Mas um novo estudo publicado por pesquisadores do Instituto Butantan e da Universidade Estadual de Utah, nos EUA, mostra uma realidade bem diferente.
Longe da fantasia, o sapo, que não é tão chegado em água fora do período reprodutivo, teria devorado o escorpião antes que ele terminasse a primeira tentativa de comunicação, e, mesmo que topasse servir de montaria aquática, o anfíbio não teria morrido ao ser picado.
Pela primeira vez, cientistas mostraram que o sapo-cururu (Rhinella icterica) é um predador voraz do famigerado escorpião-amarelo (Tityus serrulatus), que se tornou um problema de saúde pública crescente no Brasil, com mais de 140 mil casos anuais de envenenamento.
Em uma pesquisa publicada na revista científica Toxicon, o herpetologista Carlos Jared, do Instituto Butantan, e colaboradores mostram como a refeição acontece em uma questão de segundos e sem qualquer cerimônia.
Os cientistas também injetaram nos anfíbios uma dose de veneno equivalente à picada de dez escorpiões, o suficiente para matar roedores e deixar um ser humano em péssimo estado. Parece que eles nem sentem cócegas.
Para ter certeza de que estava tudo bem com os anfíbios depois da injeção, os cientistas ofereceram baratas (insetos que os sapos adoram devorar). Arremesso de língua, deglutição, fim. Tudo normal.
Jared conta uma história de quando viu pela primeira vez esse comportamento dos bichos, há mais de duas décadas, numa fazenda de plantação de algodão, no Rio Grande do Norte. “Os peões ficavam depois do trabalho na porteira da fazenda, com a luz ligada. A luz atraía insetos e os sapos comiam e se refestelavam. Os bichos eram gordos, muito bem alimentados.”
“Duas vezes eu vi sapo comendo escorpião. Era uma coisa meio rápida, ele dava uma linguada. Não era o escorpião comum na região Sudeste, o Tityus serrulatus, mas o T. stigmurus, da caatinga. Uma vez puxei uma pedra para ver se tinha anfíbio embaixo e fui picado por um desses.
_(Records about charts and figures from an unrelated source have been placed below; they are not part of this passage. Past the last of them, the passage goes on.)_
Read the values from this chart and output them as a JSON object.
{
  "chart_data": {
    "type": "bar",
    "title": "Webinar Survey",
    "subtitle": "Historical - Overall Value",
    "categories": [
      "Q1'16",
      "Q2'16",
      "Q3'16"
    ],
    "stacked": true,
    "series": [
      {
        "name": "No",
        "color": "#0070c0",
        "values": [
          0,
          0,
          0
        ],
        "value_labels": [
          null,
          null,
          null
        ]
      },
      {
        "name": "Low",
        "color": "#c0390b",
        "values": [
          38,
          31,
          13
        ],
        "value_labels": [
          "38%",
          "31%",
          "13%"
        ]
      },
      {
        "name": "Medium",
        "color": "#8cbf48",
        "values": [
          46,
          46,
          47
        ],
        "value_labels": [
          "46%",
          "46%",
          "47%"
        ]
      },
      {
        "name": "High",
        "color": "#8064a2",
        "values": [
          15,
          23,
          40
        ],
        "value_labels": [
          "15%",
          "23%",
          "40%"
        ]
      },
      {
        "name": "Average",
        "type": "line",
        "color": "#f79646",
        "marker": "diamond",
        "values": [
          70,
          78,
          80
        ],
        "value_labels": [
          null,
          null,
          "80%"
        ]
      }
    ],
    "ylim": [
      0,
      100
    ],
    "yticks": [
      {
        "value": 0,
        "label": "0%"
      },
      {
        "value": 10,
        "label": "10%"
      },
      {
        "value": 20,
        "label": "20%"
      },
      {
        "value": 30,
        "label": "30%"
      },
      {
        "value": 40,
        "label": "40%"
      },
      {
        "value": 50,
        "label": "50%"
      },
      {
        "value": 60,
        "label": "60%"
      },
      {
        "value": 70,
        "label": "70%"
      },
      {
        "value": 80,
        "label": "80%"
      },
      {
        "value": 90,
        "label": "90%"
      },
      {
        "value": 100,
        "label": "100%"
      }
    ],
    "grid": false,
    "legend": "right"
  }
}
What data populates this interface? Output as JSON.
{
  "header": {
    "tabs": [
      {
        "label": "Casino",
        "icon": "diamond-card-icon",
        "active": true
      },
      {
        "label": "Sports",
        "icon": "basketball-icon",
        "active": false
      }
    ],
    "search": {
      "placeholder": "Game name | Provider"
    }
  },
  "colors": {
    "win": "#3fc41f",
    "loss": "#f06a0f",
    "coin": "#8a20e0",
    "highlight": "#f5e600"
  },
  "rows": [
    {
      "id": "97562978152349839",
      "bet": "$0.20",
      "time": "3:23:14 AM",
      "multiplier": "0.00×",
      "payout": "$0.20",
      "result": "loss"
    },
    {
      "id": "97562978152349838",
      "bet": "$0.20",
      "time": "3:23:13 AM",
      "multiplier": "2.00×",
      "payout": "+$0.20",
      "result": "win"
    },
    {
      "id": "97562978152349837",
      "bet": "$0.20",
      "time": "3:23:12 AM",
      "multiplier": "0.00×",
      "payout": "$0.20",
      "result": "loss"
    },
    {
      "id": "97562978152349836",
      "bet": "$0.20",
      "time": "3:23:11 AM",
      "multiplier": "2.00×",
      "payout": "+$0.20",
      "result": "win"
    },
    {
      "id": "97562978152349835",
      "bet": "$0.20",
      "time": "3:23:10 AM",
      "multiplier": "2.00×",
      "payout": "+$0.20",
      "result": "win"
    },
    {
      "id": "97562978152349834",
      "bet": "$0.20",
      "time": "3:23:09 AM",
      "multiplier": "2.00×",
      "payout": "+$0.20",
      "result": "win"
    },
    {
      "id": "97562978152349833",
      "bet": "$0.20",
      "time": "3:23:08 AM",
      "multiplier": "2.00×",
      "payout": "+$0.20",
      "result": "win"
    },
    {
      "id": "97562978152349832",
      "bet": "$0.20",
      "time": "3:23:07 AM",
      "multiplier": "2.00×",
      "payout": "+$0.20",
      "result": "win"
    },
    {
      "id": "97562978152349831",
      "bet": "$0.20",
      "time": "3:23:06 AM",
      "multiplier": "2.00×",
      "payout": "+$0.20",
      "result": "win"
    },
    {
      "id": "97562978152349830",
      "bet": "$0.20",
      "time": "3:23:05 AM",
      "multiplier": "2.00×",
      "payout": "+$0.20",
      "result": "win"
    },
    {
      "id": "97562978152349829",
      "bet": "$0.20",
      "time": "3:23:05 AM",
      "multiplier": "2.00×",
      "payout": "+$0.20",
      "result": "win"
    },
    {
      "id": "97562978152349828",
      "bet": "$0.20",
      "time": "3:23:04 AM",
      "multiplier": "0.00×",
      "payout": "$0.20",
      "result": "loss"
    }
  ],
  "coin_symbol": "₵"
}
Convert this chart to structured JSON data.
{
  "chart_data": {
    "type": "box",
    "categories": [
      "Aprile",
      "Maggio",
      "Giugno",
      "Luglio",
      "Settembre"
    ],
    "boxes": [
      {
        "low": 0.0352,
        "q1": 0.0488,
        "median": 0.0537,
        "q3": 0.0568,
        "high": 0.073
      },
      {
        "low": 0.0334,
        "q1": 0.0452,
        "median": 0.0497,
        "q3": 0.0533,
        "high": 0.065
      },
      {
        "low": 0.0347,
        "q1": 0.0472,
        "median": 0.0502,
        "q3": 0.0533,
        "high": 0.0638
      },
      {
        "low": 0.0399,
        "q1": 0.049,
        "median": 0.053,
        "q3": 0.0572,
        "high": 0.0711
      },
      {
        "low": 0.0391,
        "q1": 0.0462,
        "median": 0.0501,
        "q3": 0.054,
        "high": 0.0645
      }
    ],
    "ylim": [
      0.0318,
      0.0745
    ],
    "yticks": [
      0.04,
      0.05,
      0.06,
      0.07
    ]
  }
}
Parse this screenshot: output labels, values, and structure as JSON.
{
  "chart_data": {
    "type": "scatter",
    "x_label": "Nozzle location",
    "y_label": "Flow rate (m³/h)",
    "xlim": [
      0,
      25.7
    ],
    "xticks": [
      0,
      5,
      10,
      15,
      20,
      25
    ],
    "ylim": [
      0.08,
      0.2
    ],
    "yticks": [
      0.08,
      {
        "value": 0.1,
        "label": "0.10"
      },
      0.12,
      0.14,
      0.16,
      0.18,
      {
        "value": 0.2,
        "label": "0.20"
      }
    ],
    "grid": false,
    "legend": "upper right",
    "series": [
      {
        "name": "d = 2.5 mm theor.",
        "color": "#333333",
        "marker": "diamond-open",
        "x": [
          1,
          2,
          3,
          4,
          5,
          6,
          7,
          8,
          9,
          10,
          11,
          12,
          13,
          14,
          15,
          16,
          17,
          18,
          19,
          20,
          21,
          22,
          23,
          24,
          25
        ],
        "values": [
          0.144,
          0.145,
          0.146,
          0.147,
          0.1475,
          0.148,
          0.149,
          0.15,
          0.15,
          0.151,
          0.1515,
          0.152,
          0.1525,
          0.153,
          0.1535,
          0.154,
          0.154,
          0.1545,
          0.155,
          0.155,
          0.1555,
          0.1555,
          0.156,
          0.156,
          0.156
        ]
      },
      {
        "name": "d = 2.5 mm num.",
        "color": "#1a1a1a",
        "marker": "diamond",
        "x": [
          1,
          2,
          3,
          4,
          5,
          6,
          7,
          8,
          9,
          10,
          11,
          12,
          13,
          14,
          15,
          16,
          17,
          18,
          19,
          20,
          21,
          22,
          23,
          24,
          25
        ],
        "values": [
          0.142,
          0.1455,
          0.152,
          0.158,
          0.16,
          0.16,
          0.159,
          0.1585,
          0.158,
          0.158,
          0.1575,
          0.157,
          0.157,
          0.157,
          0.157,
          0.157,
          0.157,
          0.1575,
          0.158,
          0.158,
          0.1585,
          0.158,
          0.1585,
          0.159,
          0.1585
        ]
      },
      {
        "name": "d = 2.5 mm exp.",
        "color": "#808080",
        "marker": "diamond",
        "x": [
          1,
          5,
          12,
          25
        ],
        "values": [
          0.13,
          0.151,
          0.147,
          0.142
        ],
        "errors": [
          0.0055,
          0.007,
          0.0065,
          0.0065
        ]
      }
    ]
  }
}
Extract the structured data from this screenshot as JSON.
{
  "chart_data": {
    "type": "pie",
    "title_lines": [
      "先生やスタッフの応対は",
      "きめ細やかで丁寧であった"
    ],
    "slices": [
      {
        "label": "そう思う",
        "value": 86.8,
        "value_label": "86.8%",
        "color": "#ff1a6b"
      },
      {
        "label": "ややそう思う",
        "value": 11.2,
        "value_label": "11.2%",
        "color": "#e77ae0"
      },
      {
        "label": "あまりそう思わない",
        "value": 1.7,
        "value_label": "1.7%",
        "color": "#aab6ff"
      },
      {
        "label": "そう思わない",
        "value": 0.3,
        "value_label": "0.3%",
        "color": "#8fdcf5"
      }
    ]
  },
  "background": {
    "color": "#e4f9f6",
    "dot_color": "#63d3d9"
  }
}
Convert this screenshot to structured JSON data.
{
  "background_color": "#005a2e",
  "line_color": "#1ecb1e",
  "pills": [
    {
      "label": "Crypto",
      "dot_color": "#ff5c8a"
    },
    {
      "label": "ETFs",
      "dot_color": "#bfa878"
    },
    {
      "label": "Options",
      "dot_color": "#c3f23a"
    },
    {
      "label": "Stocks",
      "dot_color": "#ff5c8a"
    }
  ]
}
Uma dor incrível. A língua até ficava com vida própria, se mexendo na boca de tanta dor. Mas acabou passando.”
Nem todo mundo tem a sorte de Jared. Especialmente crianças pequenas e idosos correm sério risco de morrer ao serem picados por escorpiões. Cerca de 140 pessoas morrem ao ano por causa das picadas, apesar de a letalidade ser relativamente baixa, de 4 mortes para cada 10 mil envenenamentos.
“O grande problema é que o escorpionismo sempre foi avaliado do ponto de vista médico. A grande ideia desse novo trabalho é alertar para os pontos de vista biológico e ecológico.”
Muitos dizem que as galinhas, que também se alimentam de escorpiões, seriam boas predadoras, mas os encontros seriam eventuais, já que a ave é diurna e os escorpiões têm hábitos noturnos.
“Outro possível predador é um gambá, o saruê. Mas ele é escansório [ou seja, vive em árvores] e tem um andar desajeitado no chão. Não sei se seria tão eficiente”, especula Jared.
A moral da história é que, apesar de nem sempre ser querido, o sapo pode ter um papel ecológico importante. “A chave é educação ambiental”, diz o herpetologista. “É um traço cultural chamar o bicho de feio, nojento. Mas isso não ajuda em nada. É muito triste quando as pessoas colocam água sanitária ou sal nas costas do sapo.”
A situação do guloso sapo-cururu não é muito boa por causa das sucessivas mudanças do ambiente e, um dia, eles podem ser extintos. Ao retornar para lagos, rios ou concentrações de água para se acasalarem e se reproduzirem, obstáculos como estradas e construções podem dificultar ou impedir a conclusão da jornada.
Na luta contra os escorpiões-amarelos, que não precisam nem de machos para se reproduzir e que, por isso, ocupam rapidamente qualquer novo ambiente, qualquer ajuda é bem-vinda.
“Ninguém está dizendo que precisamos começar a criar sapos”, diz Jared. Mas recursos como a construção de passagens e corredores ecológicos podem ajudar na preservação do bicho, além, é claro, de tentar acabar com o preconceito contra eles.